Pt-S Bond-Mediated Nanoflares for High-Fidelity Intracellular Applications by Avoiding Thiol Cleavage.

机构信息

Hunan Provincial Key Laboratory of Cytochemistry, School of Chemistry and Biological Engineering, Changsha University of Science and Technology, Changsha, 410114, China.
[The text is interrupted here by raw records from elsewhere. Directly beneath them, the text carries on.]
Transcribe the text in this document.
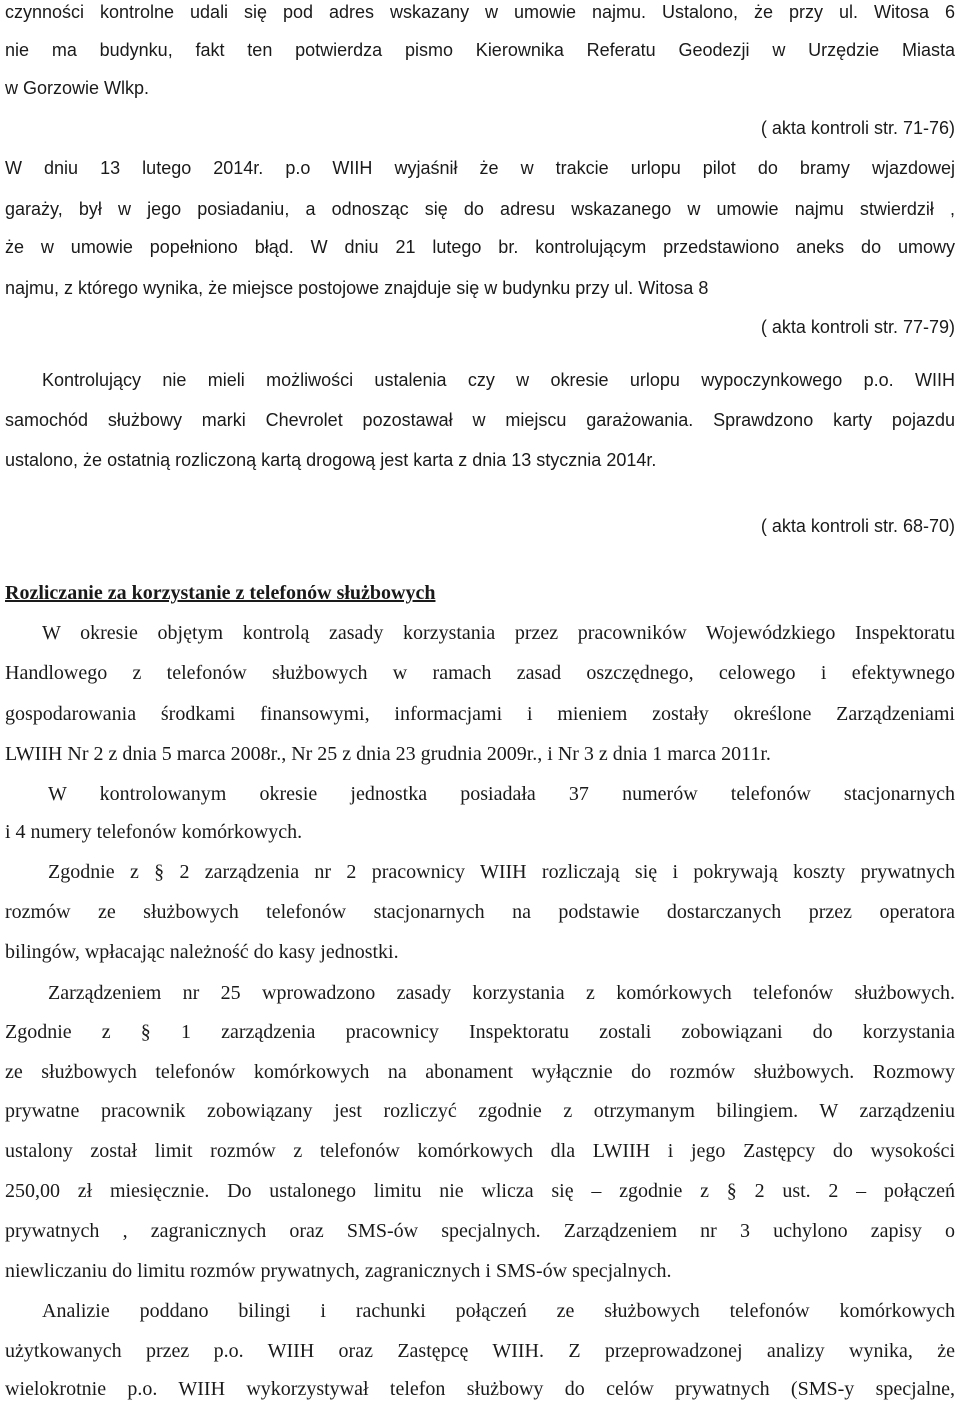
czynności kontrolne udali się pod adres wskazany w umowie najmu. Ustalono, że przy ul. Witosa 6
nie ma budynku, fakt ten potwierdza pismo Kierownika Referatu Geodezji w Urzędzie Miasta
w Gorzowie Wlkp.
( akta kontroli str. 71-76)
W dniu 13 lutego 2014r. p.o WIIH wyjaśnił że w trakcie urlopu pilot do bramy wjazdowej
garaży, był w jego posiadaniu, a odnosząc się do adresu wskazanego w umowie najmu stwierdził ,
że w umowie popełniono błąd. W dniu 21 lutego br. kontrolującym przedstawiono aneks do umowy
najmu, z którego wynika, że miejsce postojowe znajduje się w budynku przy ul. Witosa 8
( akta kontroli str. 77-79)
Kontrolujący nie mieli możliwości ustalenia czy w okresie urlopu wypoczynkowego p.o. WIIH
samochód służbowy marki Chevrolet pozostawał w miejscu garażowania. Sprawdzono karty pojazdu
ustalono, że ostatnią rozliczoną kartą drogową jest karta z dnia 13 stycznia 2014r.
( akta kontroli str. 68-70)
Rozliczanie za korzystanie z telefonów służbowych
W okresie objętym kontrolą zasady korzystania przez pracowników Wojewódzkiego Inspektoratu
Handlowego z telefonów służbowych w ramach zasad oszczędnego, celowego i efektywnego
gospodarowania środkami finansowymi, informacjami i mieniem zostały określone Zarządzeniami
LWIIH Nr 2 z dnia 5 marca 2008r., Nr 25 z dnia 23 grudnia 2009r., i Nr 3 z dnia 1 marca 2011r.
W kontrolowanym okresie jednostka posiadała 37 numerów telefonów stacjonarnych
i 4 numery telefonów komórkowych.
Zgodnie z § 2 zarządzenia nr 2 pracownicy WIIH rozliczają się i pokrywają koszty prywatnych
rozmów ze służbowych telefonów stacjonarnych na podstawie dostarczanych przez operatora
bilingów, wpłacając należność do kasy jednostki.
Zarządzeniem nr 25 wprowadzono zasady korzystania z komórkowych telefonów służbowych.
Zgodnie z § 1 zarządzenia pracownicy Inspektoratu zostali zobowiązani do korzystania
ze służbowych telefonów komórkowych na abonament wyłącznie do rozmów służbowych. Rozmowy
prywatne pracownik zobowiązany jest rozliczyć zgodnie z otrzymanym bilingiem. W zarządzeniu
ustalony został limit rozmów z telefonów komórkowych dla LWIIH i jego Zastępcy do wysokości
250,00 zł miesięcznie. Do ustalonego limitu nie wlicza się – zgodnie z § 2 ust. 2 – połączeń
prywatnych , zagranicznych oraz SMS-ów specjalnych. Zarządzeniem nr 3 uchylono zapisy o
niewliczaniu do limitu rozmów prywatnych, zagranicznych i SMS-ów specjalnych.
Analizie poddano bilingi i rachunki połączeń ze służbowych telefonów komórkowych
użytkowanych przez p.o. WIIH oraz Zastępcę WIIH. Z przeprowadzonej analizy wynika, że
wielokrotnie p.o. WIIH wykorzystywał telefon służbowy do celów prywatnych (SMS-y specjalne,
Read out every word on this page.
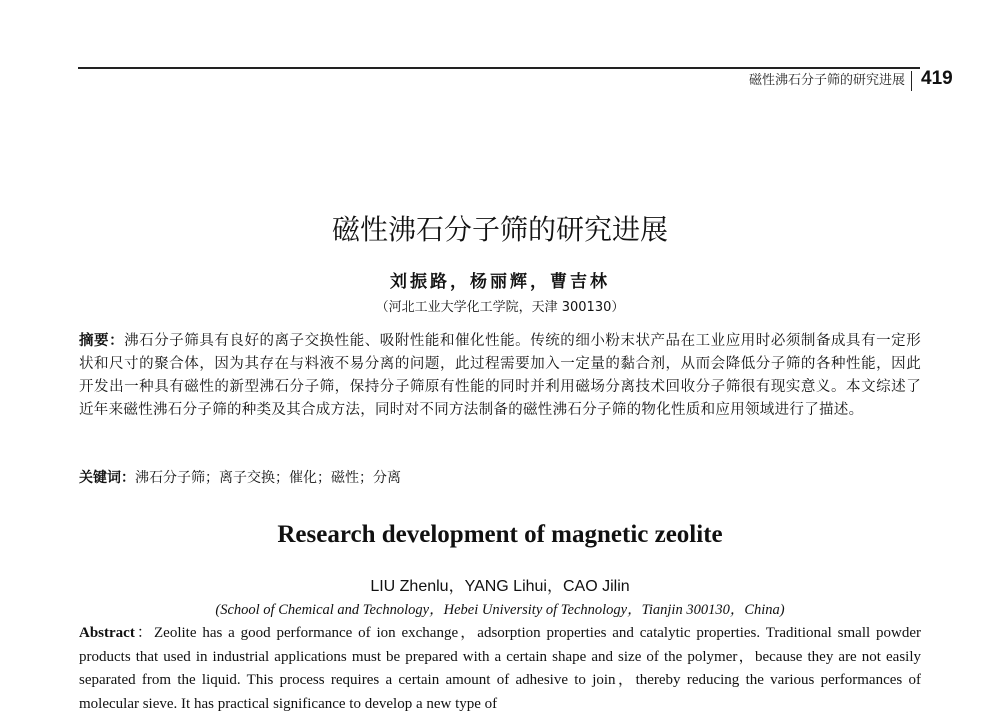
磁性沸石分子筛的研究进展 419
磁性沸石分子筛的研究进展
刘振路，杨丽辉，曹吉林
（河北工业大学化工学院，天津 300130）
摘要：沸石分子筛具有良好的离子交换性能、吸附性能和催化性能。传统的细小粉末状产品在工业应用时必须制备成具有一定形状和尺寸的聚合体，因为其存在与料液不易分离的问题，此过程需要加入一定量的黏合剂，从而会降低分子筛的各种性能，因此开发出一种具有磁性的新型沸石分子筛，保持分子筛原有性能的同时并利用磁场分离技术回收分子筛很有现实意义。本文综述了近年来磁性沸石分子筛的种类及其合成方法，同时对不同方法制备的磁性沸石分子筛的物化性质和应用领域进行了描述。
关键词：沸石分子筛；离子交换；催化；磁性；分离
Research development of magnetic zeolite
LIU Zhenlu，YANG Lihui，CAO Jilin
(School of Chemical and Technology，Hebei University of Technology，Tianjin 300130，China)
Abstract：Zeolite has a good performance of ion exchange，adsorption properties and catalytic properties. Traditional small powder products that used in industrial applications must be prepared with a certain shape and size of the polymer，because they are not easily separated from the liquid. This process requires a certain amount of adhesive to join，thereby reducing the various performances of molecular sieve. It has practical significance to develop a new type of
Department of Chemistry, Waterloo Institute for Nanotechnology, University of Waterloo, Waterloo, Ontario, N2L 3G1, Canada.

出版信息

Angew Chem Int Ed Engl. 2020 Aug 10;59(33):14044-14048. doi: 10.1002/anie.202003964. Epub 2020 Jun 3.

Abstract

The Au-S bond is the classic way to functionalize gold nanoparticles (AuNPs). However, cleavage of the bond by biothiols and other chemicals is a long-standing problem hindering practical applications, especially in cells. Instead of replacing the thiol by a carbene or selenol for stronger adsorption, it is now shown that the Pt-S bond is much more stable, fully avoiding cleavage by biothiols. AuNPs were deposited with a thin layer of platinum, and an AuNP@Pt-S nanoflare was constructed to detect the miRNA-21 microRNA in living cells. This design retained the optical and cellular uptake properties of DNA-functionalized AuNPs, while showing high-fidelity signaling. It discriminated target cancer cells even in a mixed-cell culture system, where the Au-S based nanoflare was less sensitive. Compared to previous methods of changing the ligand chemistry, coating a Pt shell is more accessible, and previously developed methods for AuNPs can be directly adapted.

摘要

金-硫(Au-S)键是将金纳米颗粒(AuNPs)功能化的经典方法。然而,生物硫醇和其他化学物质对键的断裂是阻碍实际应用的长期存在的问题,特别是在细胞中。为了避免生物硫醇的断裂,人们不再通过卡宾或硒醇取代硫醇以获得更强的吸附,而是现在表明,Pt-S 键更加稳定,完全避免了生物硫醇的断裂。AuNPs 沉积有一层薄薄的铂,构建了 AuNP@Pt-S 纳米耀斑来检测活细胞中的 miRNA-21 微 RNA。该设计保留了 DNA 功能化 AuNPs 的光学和细胞摄取特性,同时表现出高保真信号。即使在混合细胞培养系统中,它也能区分靶癌细胞,而基于 Au-S 的纳米耀斑的灵敏度较低。与改变配体化学的先前方法相比,涂覆 Pt 壳更容易,并且可以直接采用先前开发的 AuNPs 方法。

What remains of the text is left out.